Welcome to our “Psychedelic Lunch” series, “Jazz Week,” where we find out how deep the rabbit hole really goes and explore music from the 60’s to today. Weekdays At Noon EST. Enjoy the trip!
Charlie “Bird” Parker was a highly influential saxophonist that contributed to the growth of the bebop style of jazz music during the demise of the Big-Band era, alongside other notable artists such as Miles Davis and Dizzy Gillespie. Bebop is synonymous with fast improvisation and complicated chord structures.
Parker married for the first time when he was 15, and had a succession of four marriages throughout his short life.
Charlie Parker’s nickname “Bird” (also “Yardbird”) has many stories associated with it, but two are more convincing than others. One story recounted by Jazz trombonist Clyde Berhardt in his autobiography I Remember (1986) said that “[Charlie] Told me he got the name Yardbird because he was crazy about eating chicken: fried, baked, boiled, stewed, anything. He liked it. Down there in the South, all chickens are called yardbirds.”
Another interpretation given by fellow Bebop saxophonist Buddy Collette is that he got the name because used to practice all the time in the local park, since that was the only place far enough from the residential areas to play without being bothered by the police.
Songs reflecting his avian nickname include “Ornithology,” “Bird of Paradise,” and “Yardbird suite,” all of which were composed by Parker, even though he is recorded to have found his nickname extremely annoying.
Dizzy Gillespie said that “Charlie Parker’s contribution to our music was mostly melody, accents and bluesy interpretation.” Parker’s highly coveted musical style consisted of extremely fast improvisations played in an extremely free manner, captivating melodies. The blues was a fundamental part of his musical style.
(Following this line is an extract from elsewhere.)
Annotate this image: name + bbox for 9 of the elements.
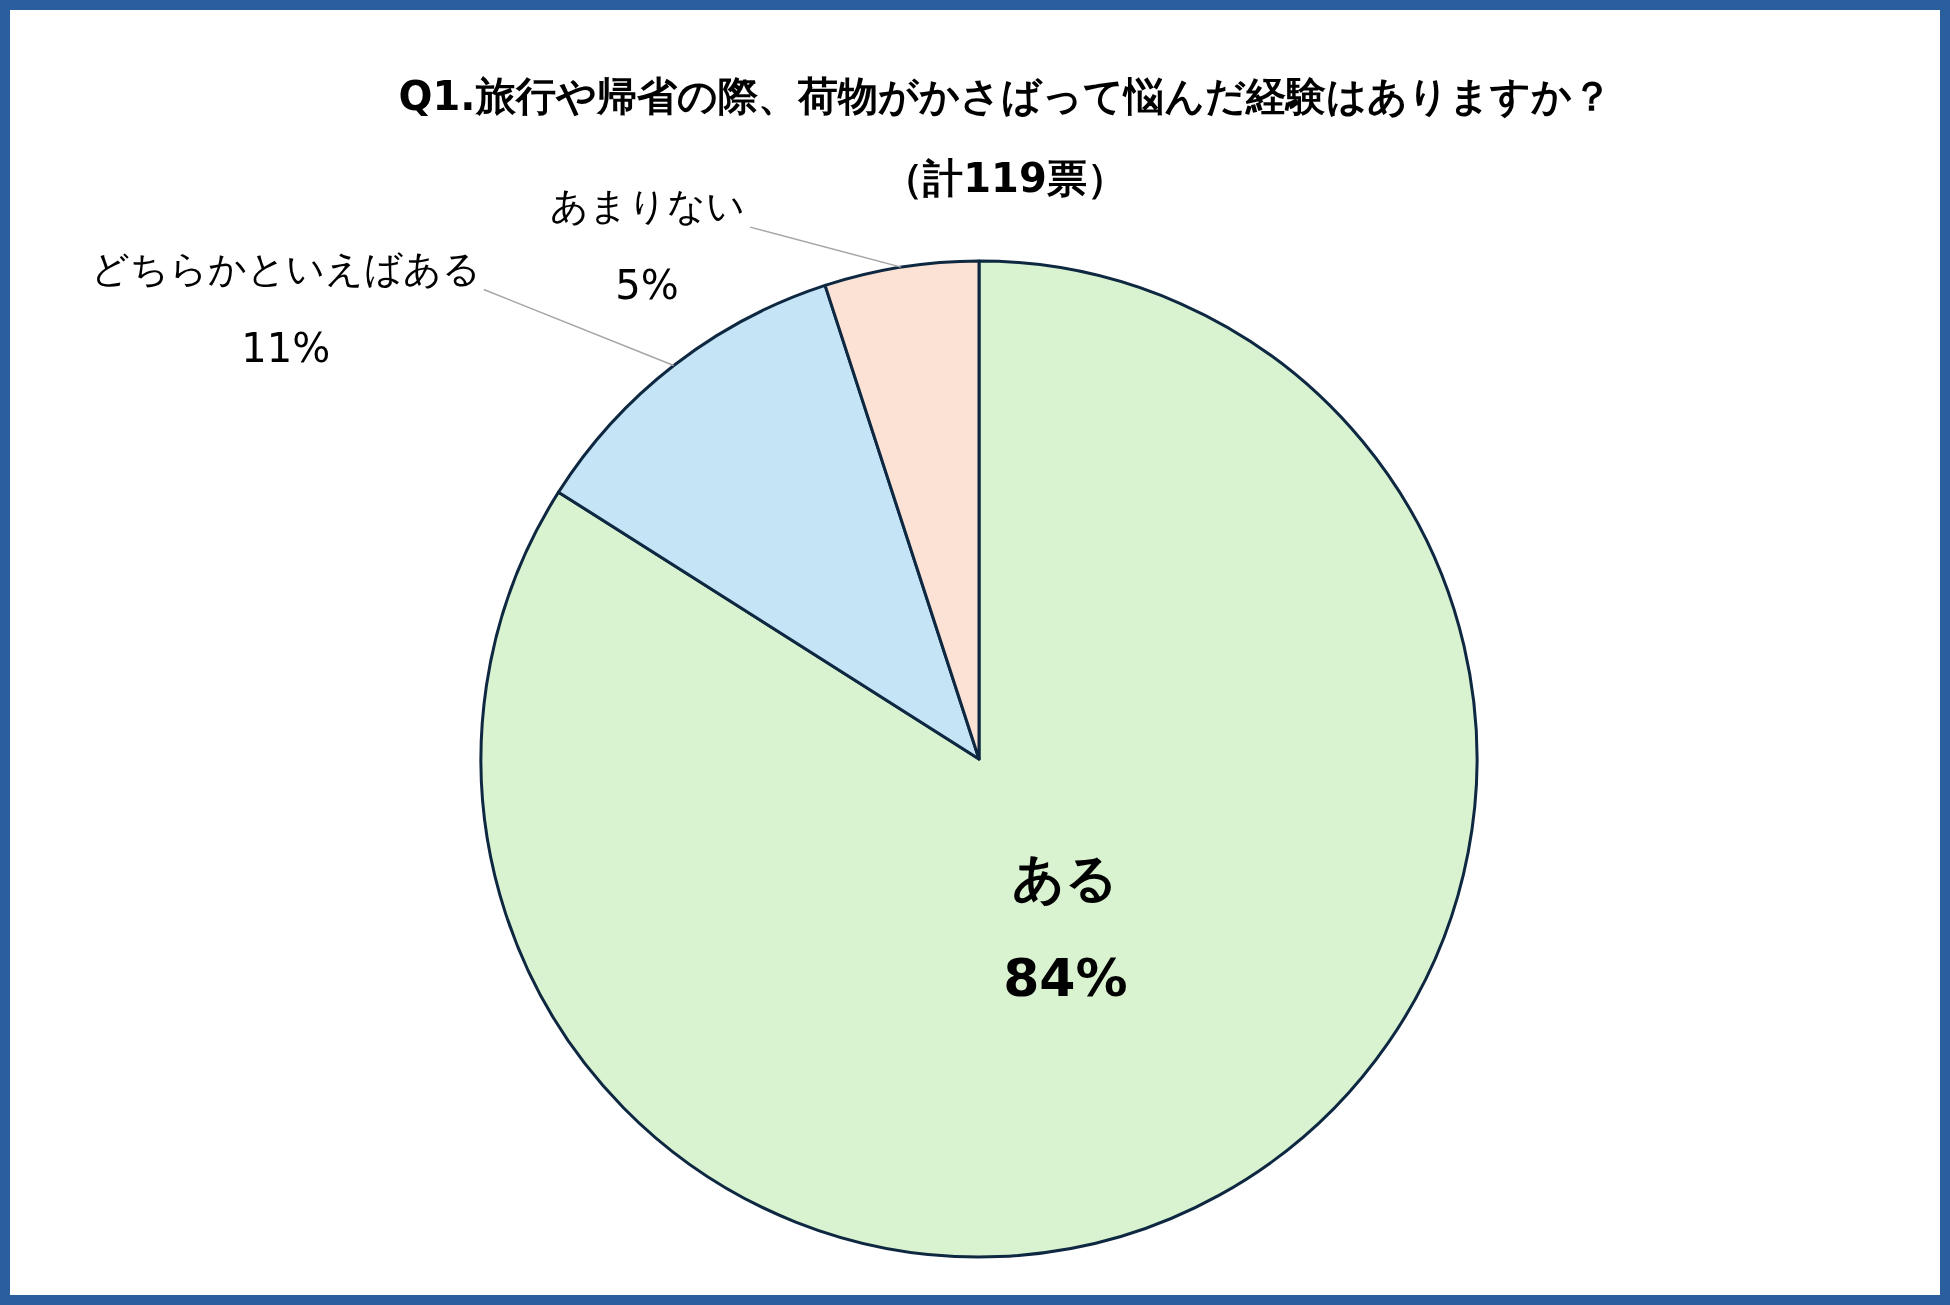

Charlie Parker was a heroin addict. Unlike Ray Charles, who managed his addiction well, Parker was impulsive and missed gigs. In one circumstance Parker moved cities because of his need for heroin, after cashing in his return ticket from California to New York after a gig. This turned out to be a positive move, because heroin was not readily available in California.
In 1951, Parker’s cabaret card, which performers during the prohibition era needed in order to work in nightclubs, was suspended by the authorities because of his drug charges.
In 1949, the original Broadway club Birdland was opened in honor of Charlie Parker, and he was the headlining act on opening night. However, at one point, due to his excessive drinking and trouble-making, Parker was banned from the club that beared his name. Other than Parker, in the first years of the club, Miles Davis, Erroll Garner, Theolnious Monk and John Coltrane graced Birdland’s stage.
Clint Eastwood directed a movie about Parker’s life called Bird in 1988, written by Joel Oliansky and starring Forest Whitaker as Parker and Samuel E. Wright as Dizzy Gillespie. This film stemmed from Eastwood’s enthusiasm for the Jazz genre of Bebop – Eastwood has been quoted saying that Jazz and Westerns are America’s only true art forms.
Parker died from pneumonia and a bleeding ulcer whilst watching The Dorsey Brothers’ Stage Show on television in 1955. He was 34 years old.
Charlie Parker’s heroin and alcohol addictions were so severe, that after his death at 34, the coroner mistakenly estimated him to be between 50 and 60 years old.